Ahead of University Mental Health Day, we spoke to Connie, 20, a student at a UK university. She spoke about helping her friend after a suicide attempt, lack of university support and the pressures facing students today.
I haven’t really had to use support services at university, which I know is fortunate. But a lot of my friends have.
There is quite a lot of support here, but it’s not always delivered in the right way. At the end of last year, one of my friends made a suicide attempt. I had to deal with the college because her parents didn’t help. The services were poor. I had to liaise with various people, take her to meetings and fill out forms without much support.
I saw how incredibly inflexible the uni system is for making allowances around exams. My friend was on the sofa next to me saying: I’ve been in hospital for three days, I can’t think about exams.
Meanwhile the tutor, who acknowledged that the situation was awful, said that unless she had a note saying she’d had six month’s medical treatment then he couldn’t be flexible with her sitting exams at the same time as everyone else. I mean, how much worse a situation can you get? It was a blanket no.
I would have liked some support too, actually. I had a hard time after my first term and told my tutor I was thinking of leaving and going elsewhere. The response was: yes, if you don’t like it, you should leave. There were no follow ups, and no check in.
I’d say that attempting to use the university’s counselling services is more common than not. It’s massively oversubscribed. Unless you have an immediate need or trauma you won’t see someone until a term after you’ve asked for it.
At this university that’s fine because most people’s parents will pay counselling fees, but I imagine as a lower income student, the wait after you flag that you need support is very stressful. That interim period when you have admitted you need help but can’t get it; that must be a tough time.
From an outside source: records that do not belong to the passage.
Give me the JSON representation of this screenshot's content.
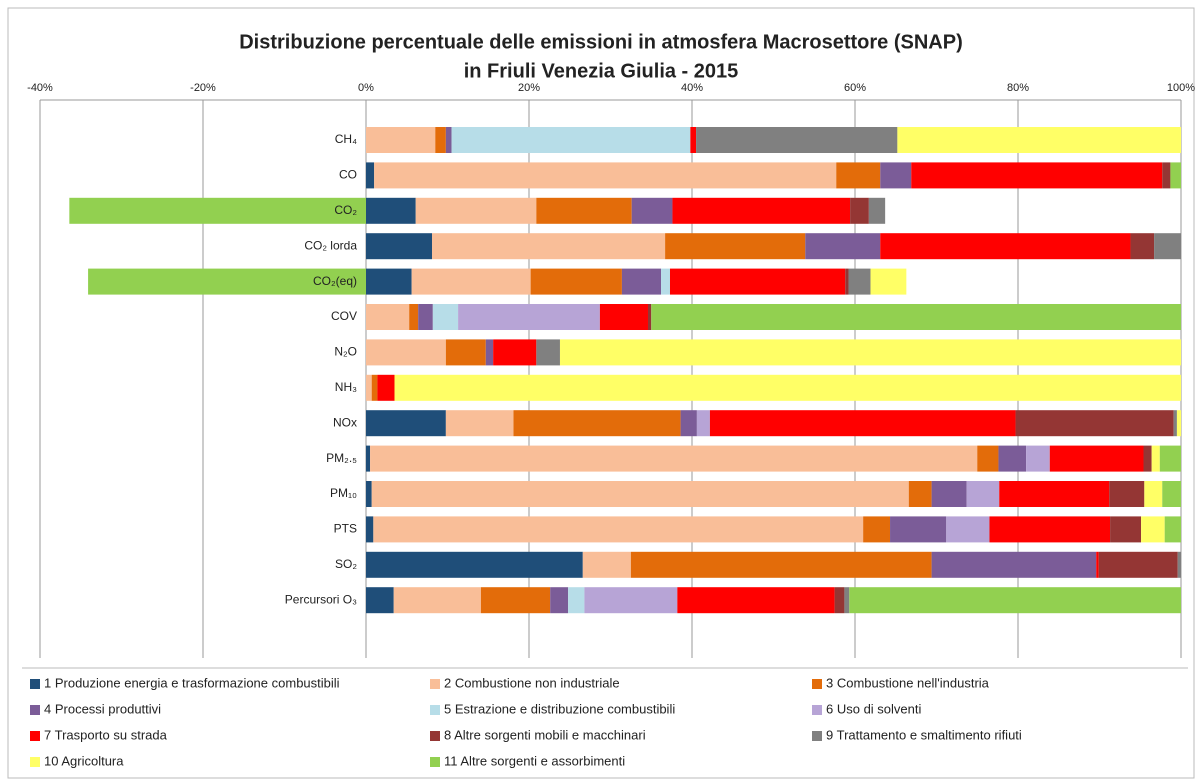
{
  "chart_data": {
    "type": "stacked_barh",
    "title_lines": [
      "Distribuzione percentuale delle emissioni in atmosfera Macrosettore (SNAP)",
      "in Friuli Venezia Giulia - 2015"
    ],
    "categories": [
      "CH₄",
      "CO",
      "CO₂",
      "CO₂ lorda",
      "CO₂(eq)",
      "COV",
      "N₂O",
      "NH₃",
      "NOx",
      "PM₂.₅",
      "PM₁₀",
      "PTS",
      "SO₂",
      "Percursori O₃"
    ],
    "series": [
      {
        "name": "1 Produzione energia e trasformazione combustibili",
        "color": "#1f4e79",
        "values": [
          0,
          1.0,
          6.1,
          8.1,
          5.6,
          0,
          0,
          0,
          9.8,
          0.5,
          0.7,
          0.9,
          26.6,
          3.4
        ]
      },
      {
        "name": "2 Combustione non industriale",
        "color": "#f9be98",
        "values": [
          8.5,
          56.7,
          14.8,
          28.6,
          14.6,
          5.3,
          9.8,
          0.7,
          8.3,
          74.5,
          65.9,
          60.1,
          5.9,
          10.7
        ]
      },
      {
        "name": "3 Combustione nell'industria",
        "color": "#e36c0a",
        "values": [
          1.3,
          5.4,
          11.7,
          17.2,
          11.2,
          1.1,
          4.9,
          0.7,
          20.5,
          2.6,
          2.8,
          3.3,
          36.9,
          8.5
        ]
      },
      {
        "name": "4 Processi produttivi",
        "color": "#7b5c98",
        "values": [
          0.7,
          3.8,
          5.0,
          9.2,
          4.8,
          1.8,
          0.9,
          0,
          2.0,
          3.4,
          4.3,
          6.9,
          20.2,
          2.2
        ]
      },
      {
        "name": "5 Estrazione e distribuzione combustibili",
        "color": "#b7dde8",
        "values": [
          29.3,
          0,
          0,
          0,
          1.1,
          3.1,
          0,
          0,
          0,
          0,
          0,
          0,
          0,
          2.0
        ]
      },
      {
        "name": "6 Uso di solventi",
        "color": "#b7a4d6",
        "values": [
          0,
          0,
          0,
          0,
          0,
          17.4,
          0,
          0,
          1.6,
          2.9,
          4.0,
          5.3,
          0,
          11.4
        ]
      },
      {
        "name": "7 Trasporto su strada",
        "color": "#ff0000",
        "values": [
          0.7,
          30.8,
          21.8,
          30.7,
          21.5,
          5.9,
          5.3,
          2.1,
          37.5,
          11.5,
          13.5,
          14.8,
          0.3,
          19.3
        ]
      },
      {
        "name": "8 Altre sorgenti mobili e macchinari",
        "color": "#943634",
        "values": [
          0,
          1.0,
          2.3,
          2.9,
          0.4,
          0.4,
          0,
          0,
          19.4,
          1.0,
          4.3,
          3.8,
          9.7,
          1.2
        ]
      },
      {
        "name": "9 Trattamento e smaltimento rifiuti",
        "color": "#808080",
        "values": [
          24.7,
          0,
          2.0,
          3.3,
          2.7,
          0,
          2.9,
          0,
          0.4,
          0,
          0,
          0,
          0.4,
          0.6
        ]
      },
      {
        "name": "10 Agricoltura",
        "color": "#ffff66",
        "values": [
          34.8,
          0,
          0,
          0,
          4.4,
          0,
          76.2,
          96.5,
          0.5,
          1.0,
          2.2,
          2.9,
          0,
          0
        ]
      },
      {
        "name": "11 Altre sorgenti e assorbimenti",
        "color": "#92d050",
        "values": [
          0,
          1.3,
          -36.4,
          0,
          -34.1,
          65.0,
          0,
          0,
          0,
          2.6,
          2.3,
          2.0,
          0,
          40.7
        ]
      }
    ],
    "xlim": [
      -40,
      100
    ],
    "xticks": [
      {
        "value": -40,
        "label": "-40%"
      },
      {
        "value": -20,
        "label": "-20%"
      },
      {
        "value": 0,
        "label": "0%"
      },
      {
        "value": 20,
        "label": "20%"
      },
      {
        "value": 40,
        "label": "40%"
      },
      {
        "value": 60,
        "label": "60%"
      },
      {
        "value": 80,
        "label": "80%"
      },
      {
        "value": 100,
        "label": "100%"
      }
    ],
    "grid": true
  }
}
At university I think there’s enormous pressure to be having the best time of your life – as well as keeping up with academic work. It’s definitely do-able. I do go to a lot of social events, like balls and charity boxing matches or fashion shows, dinner parties for friend’s birthdays or nights out. But I think that’s fine because I do English, which has fewer contact hours. You can be clever about how you work. Friends who do more hour-intensive subjects feel more pressure to be at social events and keep up social appearances while still knowing they have to be at a 9am lecture.
Being seen here, here and here really runs people down. They’re feeling tired and feel unsure about when to say no to X,Y or Z and when to just stay in and have a bath and watch a film. I definitely don’t have enough time for myself. It’s easy to get run down quickly.
I have friends who have suffered quite badly with insomnia, anxiety and depression. A friend dropped out last year because of an eating disorder, but I think she was too unwell when she got here.
The word tossed around a lot is ‘fragile’. People are feeling a bit fragile in summative season – when work contributes directly to your final marks. Either you spend too much time with people and don’t have time to yourself, or you feel lonely. People tend to isolate more when they’re working hard. That can get people down. Definitely exacerbates depression. Friends who struggle feel worse when they have a lot of summatives due, working longer hours.
People here also worry about money, but I’m in a relatively affluent university. Students talk about having no money, but some are off skiing mid term or going out for dinner a couple of times a week. There is a pressure to keep up with that kind of lifestyle; that way of doing uni.
Others struggle. My boyfriend finds money difficult. In the holidays I come home and work at a restaurant. I get stressed seeing the overdraft get closer. I’m lucky though: my parents give me enough money to keep me going.
But support-wise, I think if people need to be seen, if they feel they need counselling, I think they should be seen within a week. If you’re in need of support, no matter how serious, an eight week turnaround is not acceptable. Seven days is already long enough, especially given the pace of life at uni. Ideally there would be far more provision or maybe a tired system when you can say you need counselling and it’s urgent.